Intensivstationen stehen vor dem Kollaps
Experten aus unterschiedlichen Wissensgebieten zeigen sich darüber alarmiert. "Dass Lockdown und Ausgangssperren für die Politik ein solches Tabuthema sind, ist infektiologisch irrational", sagt Wendtner dem "Spiegel". "Ich sehe kein anderes probates Mittel, was jetzt in dieser Situation schnell helfen könnte."
Denn noch immer sind etwa 14 Prozent der Über-60-Jährigen in Deutschland ungeimpft. Etwa 270.000 Corona-Patienten könnten bei einer vollständigen Durchseuchung der Bevölkerung intensivpflichtig werden, errechnete Christian Karagiannidis, Präsident der Deutschen Gesellschaft für Internistische Intensivmedizin – dabei würde schon ein Bruchteil davon reichen, um das Gesundheitssystem kollabieren zu lassen.
Experten fordern Lockdown – auch für Geimpfte und Genesene
Bei einer Expertenanhörung im Bundestag am Montag erklärte auch die Physikerin Viola Priesemann vom Max-Planck-Institut, dass der derzeit geplante Maßnahmenkatalog der Ampel "nicht reichen wird, um die Fallzahlen runterzubringen". Wenn man jedoch "alle Register" der Coronabekämpfung vom letzten Jahr ziehe und den R-Wert (der angibt, wie viele andere Menschen ein Infizierter im Durchschnitt jeweils ansteckt) auf 0,7 senke, so Priesemann, könne man mit nur zwei Wochen harter Maßnahmen die Belegung der Intensivstationen um rund 30 Prozent reduzieren.
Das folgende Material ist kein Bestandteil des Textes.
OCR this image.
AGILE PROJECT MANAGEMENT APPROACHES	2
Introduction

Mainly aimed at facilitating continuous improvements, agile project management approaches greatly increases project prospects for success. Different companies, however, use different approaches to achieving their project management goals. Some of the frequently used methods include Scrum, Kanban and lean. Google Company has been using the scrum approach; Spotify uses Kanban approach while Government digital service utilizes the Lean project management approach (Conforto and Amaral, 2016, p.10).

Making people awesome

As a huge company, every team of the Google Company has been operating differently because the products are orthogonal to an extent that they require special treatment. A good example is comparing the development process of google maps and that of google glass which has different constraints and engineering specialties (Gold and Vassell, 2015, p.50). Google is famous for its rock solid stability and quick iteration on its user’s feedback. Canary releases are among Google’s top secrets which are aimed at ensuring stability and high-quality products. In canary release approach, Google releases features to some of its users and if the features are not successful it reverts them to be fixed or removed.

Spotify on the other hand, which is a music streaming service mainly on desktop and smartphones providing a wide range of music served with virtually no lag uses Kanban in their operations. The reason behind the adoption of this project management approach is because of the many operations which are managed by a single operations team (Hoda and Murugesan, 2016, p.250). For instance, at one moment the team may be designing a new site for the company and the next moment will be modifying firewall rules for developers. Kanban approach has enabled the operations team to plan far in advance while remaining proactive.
Viele Experten sprechen sich dagegen aus, Lockdown-Maßnahmen für Geimpfte und Genesene von vorneherein auszuschließen. Er galt in der Pandemie bisher als letzte Notbremse, um die Fallzahlen zu senken und die Krankenhäuser vor dem Kollaps zu bewahren. Der Virologe Christian Drosten sagte bei der Anhörung im Bundestag ebenfalls, ein "zusätzlicher Schutzschild" zu den Maßnahmen sei nötig. Und der "laufe über die Freiheit, sich zu treffen".
"Wir sind mitten in einer Notlage"
Kritik gibt es auch dafür, die epidemische Notlage überhaupt auslaufen zu lassen. Bayerns Gesundheitsminister Klaus Holetschek, zugleich Vorsitzender der Gesundheitsministerkonferenz, sagte dem "Redaktionsnetzwerk Deutschland": "Dass die Ampel-Parteien am Ende der epidemischen Lage festhalten wollen, ist für mich nach wie vor unerklärlich." Das passe nicht zusammen, so Holetschek. "Die Zahlen steigen rasant. Die Intensivstationen laufen voll. Unser Gesundheitssystem steht vor dem Kollaps. Damit ist klar: Wir sind mitten in einer Notlage."